The Coastal Star

Ocean Ridge: Upset residents prompt repairs as drainage woes peak on Ocean Ridge island

King tides create more than 8 inches of water at the base of Clara Caldwell’s driveway on Oct. 20. Jerry Lower/The Coastal Star

By Dan Moffett

    The Inlet Cay community in Ocean Ridge started off in the late 1960s as a collaboration between engineers and nature in the Intracoastal wetlands off the town’s western shore.
    The engineers hauled in mountains of fill, dredged out canals for boat docks and manufactured buildable ground where there was none. Nature held up its end with stunning and mostly unspoiled waterfront views.
    The result was a tidy 25-acre island, cut sharp as a jigsaw puzzle piece, only a 30-foot bridge ride from the shore. Today the neighborhood has some 60 homes, most valued between $2 million and $3 million.
    Nobody talked about sea rise back in the ’60s. But then, nobody likes to talk about it now.
    The words never came up during an hourlong discussion at the October Town Commission meeting, when Inlet Cay residents complained of recurring drainage problems that have persisted for decades, despite the town’s persistent efforts to solve them.
    Clara Caldwell, who has owned a home at the end of Spanish River Drive on the western side of the island since 2002, spoke for a group of beleaguered neighbors who endure flooded driveways and lawns several times a year.
    “The worst day ever was Oct. 2,” Caldwell said. “It was impossible to enter or exit the driveway.”
    Besides Spanish River, the street flooding hit nearby Bimini Cove Drive. Caldwell said a neighbor took out his canoe. She said the flooding has become a worsening safety issue, not only trapping residents in their houses but providing an environment for mosquitoes and disease.
    “This is a very problematic area,” Caldwell said.
    It turns out a confluence of events on Oct. 2 created what amounts to a perfect tide: the Earth, moon and sun aligned to create a king tide.
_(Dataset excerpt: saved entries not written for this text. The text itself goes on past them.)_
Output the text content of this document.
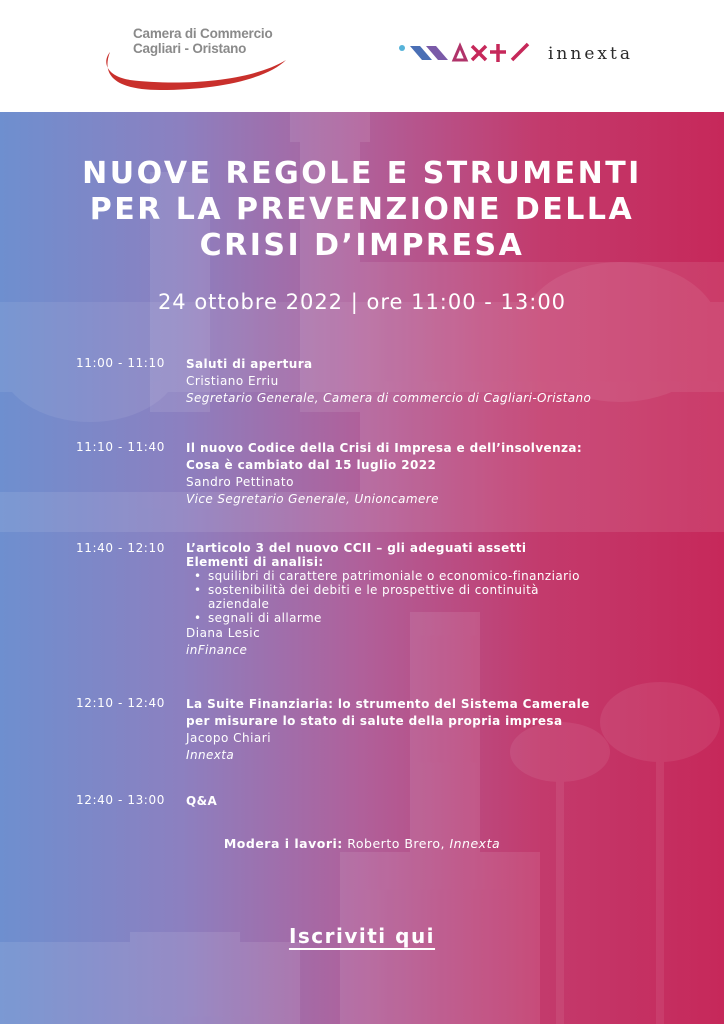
Camera di Commercio
Cagliari - Oristano	innexta
NUOVE REGOLE E STRUMENTI
PER LA PREVENZIONE DELLA
CRISI D’IMPRESA
24 ottobre 2022 | ore 11:00 - 13:00
11:00 - 11:10 Saluti di apertura
Cristiano Erriu
Segretario Generale, Camera di commercio di Cagliari-Oristano
11:10 - 11:40 Il nuovo Codice della Crisi di Impresa e dell’insolvenza:
Cosa è cambiato dal 15 luglio 2022
Sandro Pettinato
Vice Segretario Generale, Unioncamere
11:40 - 12:10 L’articolo 3 del nuovo CCII – gli adeguati assetti
Elementi di analisi:
• squilibri di carattere patrimoniale o economico-finanziario
• sostenibilità dei debiti e le prospettive di continuità
aziendale
• segnali di allarme
Diana Lesic
inFinance
12:10 - 12:40 La Suite Finanziaria: lo strumento del Sistema Camerale
per misurare lo stato di salute della propria impresa
Jacopo Chiari
Innexta
12:40 - 13:00 Q&A
Modera i lavori: Roberto Brero, Innexta
Iscriviti qui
An easterly wind kept water from moving out to sea. Heavy rains fell, saturating the ground, and Lake Okeechobee rose above 17 feet, forcing water managers to increase discharge rates.
    Mayor Geoff Pugh said the Intracoastal rose about 3 feet higher than usual, above the one-way valves designed to carry water off Inlet Cay. Pugh said the “amount of water pressure was phenomenal” and overwhelmed 12-inch drainage pipes.
    The mayor said that a town contractor who inspected the valves and pipes later in October found damage, barnacle buildup and obstructions that kept them from working properly. Pugh said he’s optimistic that repairs made to the pipes and a more aggressive maintenance schedule will solve problems for the short term.
    Long-term solutions get a lot more complicated. The commissioners are expected to hire an outside engineering firm to assess the chronic drainage problems on Spanish River Drive and elsewhere in the town.
    Caldwell and her neighbors support going forward with the study, but other residents have told the town they would just as soon not. Too much knowledge could come with unwelcome consequences.
    Previous engineering reports have suggested that parts of Ocean Ridge have been slowly sinking over time. Contractors who have worked in the Inlet Cay neighborhood have reported problems with high groundwater levels and unstable, mushy soil. The island, after all, was manufactured mostly with fill.
    The results of another, more definitive engineering study would put on the public record conclusions about the manmade island and its future that might not be favorable to property values.
    Caldwell told commissioners she wants them to be forthcoming about the extent of her neighborhood’s drainage problems. Residents can handle the truth, she said.
    “Start telling us the facts and not the fables,” she said. “Don’t tell us what you think we want to hear. Tell us what is actually happening because it is very, very important to us that we prepare for it.”